Джулиан Джонс замолчал и покосился на свирепое лицо жены, хмуро смотревшей прямо перед собой.
– Я не забыл про самородок, – успокоил он меня.
– И про бесстыжую, – огрызнулась маленькая женина, видимо, обращаясь к болотным курочкам, плескавшимся в лагуне.
– Я как раз подхожу к рассказу о самородке…
– Нечего было тебе делать там, в этой ужасной стране, – огрызнулась жена, теперь уже в его сторону.
– Полно, Сара, – умоляюще сказал он. – Ради кого работал, как не ради тебя. – И он пояснил мне: – Риск был огромный, зато и платили хорошо. В иные месяцы я зарабатывал до пятисот долларов. А в Небраске ждала меня Сара…
– Мы уже два года как были обручены, – пожаловалась она Башне драгоценных камней.
– …Не забывай, что в Австралии была забастовка, попал в черные списки, схватил брюшной тиф и мало ли что еще, – продолжал он. – Но на той железной дороге мне везло. Да, я знавал парней, которые умерли, только что приехав из Штатов, поработав какую-нибудь неделю. Если болезнь или железная дорога их не скрутят, так прикончат испанцы. Ну, а мне, видно, не судьба была, даже когда я пустил поезд под откос с высоты сорока футов. Мой кочегар погиб; кондуктору и инспектору Компании – он ехал в Дюран встречать свою невесту – испанцы отрубили головы и насадили их на колья. Я лежал, зарывшись, как жук, в кучу каменного угля, лежал весь день и всю ночь, пока они не утихомирились, а они думали, что я скрылся в лесу… Да, мне действительно везло. Самое худшее, что со мной приключилось, – это простуда, которую я схватил как-то, а в другой раз – карбункул. Да, но что было с другими! Они мерли, как мухи, – от желтой лихорадки, воспаления легких, от рук испанцев, от железной дороги. Мне так и не пришлось приобрести себе друзей. Только познакомишься с кем поближе, глядь, а он возьми да помри, и так все, кроме кочегара Эндруса, да и тот с ума спятил.

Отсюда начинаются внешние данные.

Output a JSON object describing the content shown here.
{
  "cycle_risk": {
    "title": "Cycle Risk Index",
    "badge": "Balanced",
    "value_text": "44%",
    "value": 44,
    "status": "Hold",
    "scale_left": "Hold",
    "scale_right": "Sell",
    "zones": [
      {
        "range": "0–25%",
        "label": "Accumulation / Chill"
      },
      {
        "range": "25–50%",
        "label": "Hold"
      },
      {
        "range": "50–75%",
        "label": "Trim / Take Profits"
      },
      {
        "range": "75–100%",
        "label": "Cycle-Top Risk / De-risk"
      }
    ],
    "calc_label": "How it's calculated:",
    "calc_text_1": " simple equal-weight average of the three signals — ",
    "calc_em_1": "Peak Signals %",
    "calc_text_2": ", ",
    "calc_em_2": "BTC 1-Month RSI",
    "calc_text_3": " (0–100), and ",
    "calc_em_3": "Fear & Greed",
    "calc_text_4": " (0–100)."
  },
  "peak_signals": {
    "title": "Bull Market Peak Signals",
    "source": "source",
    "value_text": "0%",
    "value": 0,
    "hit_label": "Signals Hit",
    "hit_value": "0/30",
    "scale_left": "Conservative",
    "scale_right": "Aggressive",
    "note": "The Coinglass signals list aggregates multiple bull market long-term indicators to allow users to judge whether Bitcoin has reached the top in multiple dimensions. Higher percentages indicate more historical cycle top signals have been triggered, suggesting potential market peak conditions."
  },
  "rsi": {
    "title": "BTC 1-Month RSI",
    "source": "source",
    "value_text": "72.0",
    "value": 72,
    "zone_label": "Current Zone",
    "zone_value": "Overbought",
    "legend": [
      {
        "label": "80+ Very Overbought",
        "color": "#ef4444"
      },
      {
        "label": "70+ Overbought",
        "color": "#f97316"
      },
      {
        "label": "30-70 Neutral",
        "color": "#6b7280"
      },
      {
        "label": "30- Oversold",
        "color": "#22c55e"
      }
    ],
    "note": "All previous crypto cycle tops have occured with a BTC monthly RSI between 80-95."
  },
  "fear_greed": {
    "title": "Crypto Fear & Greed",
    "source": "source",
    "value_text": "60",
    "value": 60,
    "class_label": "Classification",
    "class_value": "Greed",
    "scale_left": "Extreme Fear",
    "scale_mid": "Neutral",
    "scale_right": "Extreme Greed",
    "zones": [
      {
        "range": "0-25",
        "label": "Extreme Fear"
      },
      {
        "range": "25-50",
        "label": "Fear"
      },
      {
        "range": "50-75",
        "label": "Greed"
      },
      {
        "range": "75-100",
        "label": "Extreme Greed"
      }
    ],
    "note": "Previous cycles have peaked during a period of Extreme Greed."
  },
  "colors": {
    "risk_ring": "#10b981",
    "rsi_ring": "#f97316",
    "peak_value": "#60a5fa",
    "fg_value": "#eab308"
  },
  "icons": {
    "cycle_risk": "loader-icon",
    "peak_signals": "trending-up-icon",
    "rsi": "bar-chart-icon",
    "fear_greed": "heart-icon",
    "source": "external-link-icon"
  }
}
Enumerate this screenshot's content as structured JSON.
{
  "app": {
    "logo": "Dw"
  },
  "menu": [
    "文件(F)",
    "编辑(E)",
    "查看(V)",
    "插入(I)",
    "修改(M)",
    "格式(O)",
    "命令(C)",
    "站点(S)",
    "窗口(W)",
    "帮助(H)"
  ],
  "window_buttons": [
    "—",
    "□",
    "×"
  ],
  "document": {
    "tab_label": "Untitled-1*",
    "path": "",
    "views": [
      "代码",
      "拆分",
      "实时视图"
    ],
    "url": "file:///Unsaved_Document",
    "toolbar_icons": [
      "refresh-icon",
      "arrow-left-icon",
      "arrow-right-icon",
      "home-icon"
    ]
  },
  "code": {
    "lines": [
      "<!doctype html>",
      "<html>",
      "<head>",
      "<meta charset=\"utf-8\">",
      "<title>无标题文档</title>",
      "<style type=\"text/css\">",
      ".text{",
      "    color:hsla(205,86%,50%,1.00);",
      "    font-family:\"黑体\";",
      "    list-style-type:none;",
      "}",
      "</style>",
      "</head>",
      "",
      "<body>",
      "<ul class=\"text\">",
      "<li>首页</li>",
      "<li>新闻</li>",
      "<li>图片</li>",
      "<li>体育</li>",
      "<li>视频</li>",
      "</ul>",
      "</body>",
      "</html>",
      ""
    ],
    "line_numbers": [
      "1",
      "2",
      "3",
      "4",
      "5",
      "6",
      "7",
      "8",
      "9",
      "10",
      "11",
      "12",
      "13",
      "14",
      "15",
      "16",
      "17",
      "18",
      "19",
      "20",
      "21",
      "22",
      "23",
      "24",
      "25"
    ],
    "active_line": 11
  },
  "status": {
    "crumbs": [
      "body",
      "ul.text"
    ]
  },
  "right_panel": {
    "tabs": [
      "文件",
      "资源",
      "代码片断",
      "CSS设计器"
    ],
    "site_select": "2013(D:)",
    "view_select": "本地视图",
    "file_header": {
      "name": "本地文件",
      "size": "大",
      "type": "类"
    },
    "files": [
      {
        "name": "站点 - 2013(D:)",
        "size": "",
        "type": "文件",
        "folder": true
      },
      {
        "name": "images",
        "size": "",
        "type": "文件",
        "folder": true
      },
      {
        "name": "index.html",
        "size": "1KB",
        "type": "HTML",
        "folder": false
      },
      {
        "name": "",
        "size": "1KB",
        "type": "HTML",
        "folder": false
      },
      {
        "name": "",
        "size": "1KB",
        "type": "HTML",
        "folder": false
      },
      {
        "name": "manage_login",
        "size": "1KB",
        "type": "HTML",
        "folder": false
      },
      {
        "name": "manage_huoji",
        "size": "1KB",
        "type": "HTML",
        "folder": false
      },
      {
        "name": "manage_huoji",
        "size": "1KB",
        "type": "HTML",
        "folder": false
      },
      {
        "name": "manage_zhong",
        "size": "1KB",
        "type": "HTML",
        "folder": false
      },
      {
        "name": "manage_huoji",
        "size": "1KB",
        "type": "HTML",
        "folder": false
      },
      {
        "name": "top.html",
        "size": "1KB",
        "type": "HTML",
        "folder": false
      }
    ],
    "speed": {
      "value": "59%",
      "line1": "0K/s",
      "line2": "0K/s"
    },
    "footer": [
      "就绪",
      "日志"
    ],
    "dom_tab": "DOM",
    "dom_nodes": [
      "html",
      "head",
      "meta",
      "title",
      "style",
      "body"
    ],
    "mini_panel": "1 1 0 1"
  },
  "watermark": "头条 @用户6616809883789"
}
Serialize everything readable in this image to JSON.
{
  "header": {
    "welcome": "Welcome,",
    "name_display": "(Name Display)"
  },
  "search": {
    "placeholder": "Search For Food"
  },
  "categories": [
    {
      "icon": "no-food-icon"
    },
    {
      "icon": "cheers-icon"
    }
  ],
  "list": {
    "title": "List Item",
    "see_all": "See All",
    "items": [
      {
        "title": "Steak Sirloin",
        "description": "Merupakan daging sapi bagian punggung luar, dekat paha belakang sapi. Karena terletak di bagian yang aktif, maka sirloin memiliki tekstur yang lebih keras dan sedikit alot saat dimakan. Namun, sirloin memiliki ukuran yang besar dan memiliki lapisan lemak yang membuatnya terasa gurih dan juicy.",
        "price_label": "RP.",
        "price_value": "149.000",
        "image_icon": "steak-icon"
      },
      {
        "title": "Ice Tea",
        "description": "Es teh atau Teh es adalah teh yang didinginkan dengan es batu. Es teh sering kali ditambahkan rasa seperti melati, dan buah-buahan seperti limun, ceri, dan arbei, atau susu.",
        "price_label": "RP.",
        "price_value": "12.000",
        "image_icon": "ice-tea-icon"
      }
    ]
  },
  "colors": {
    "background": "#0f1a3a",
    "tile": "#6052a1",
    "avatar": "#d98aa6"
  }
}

Работа у меня ладилась с самого начала; жил я в Кито снимал там глинобитный домик, крытый испанской черепицей. С испанцами у меня хлопот не было. Почему не разрешить им прокатиться бесплатно на тендере или на щите перед паровозом! Чтобы я стал их сбрасывать? Да никогда! Я хорошо запомнил, что, после того как Джек Гаррис спихнул двоих-троих, я muy pronto [53]53
Очень скоро (исп.)
[Закрыть] попал на его похороны…
– Говори по-английски, – резко оборвала его сидевшая рядом маленькая женщина.
– Сара терпеть не может, когда я говорю по-испански, – извинился он. – Это ей так действует на нервы, что я обещал не говорить. Так вот, как видите, я не прогадал – все шло как по маслу, я копил деньги, чтобы, вернувшись в Небраску, жениться на Саре, но тут-то и получилась эта история с Ваной…
– С этой бесстыжей! – зашипела Сара.
– Перестань, Сара, – умоляюще сказал ее великан муж. – Должен же я упомянуть о ней, а не то как я расскажу про самородок? Как-то ночью ехали мы на паровозе – не на поезде – в Амато, милях в тридцати от Кито. Кочегаром был у меня Сэт Менерс. Я готовил его в машинисты и потому разрешил ему вести паровоз, а сам сел на его место и стал думать о Саре. Я только что получил от нее письмо. Она, как всегда, просила меня вернуться и, как всегда, намекала на опасности, подстерегающие холостого человека, который болтается в стране, где на каждом шагу синьориты и фанданго. Господи, если б только она их видела! Настоящие пугала! Лица от белил, как у мертвецов, а губы красные, ровно… те жертвы крушения, которых я помогал убирать.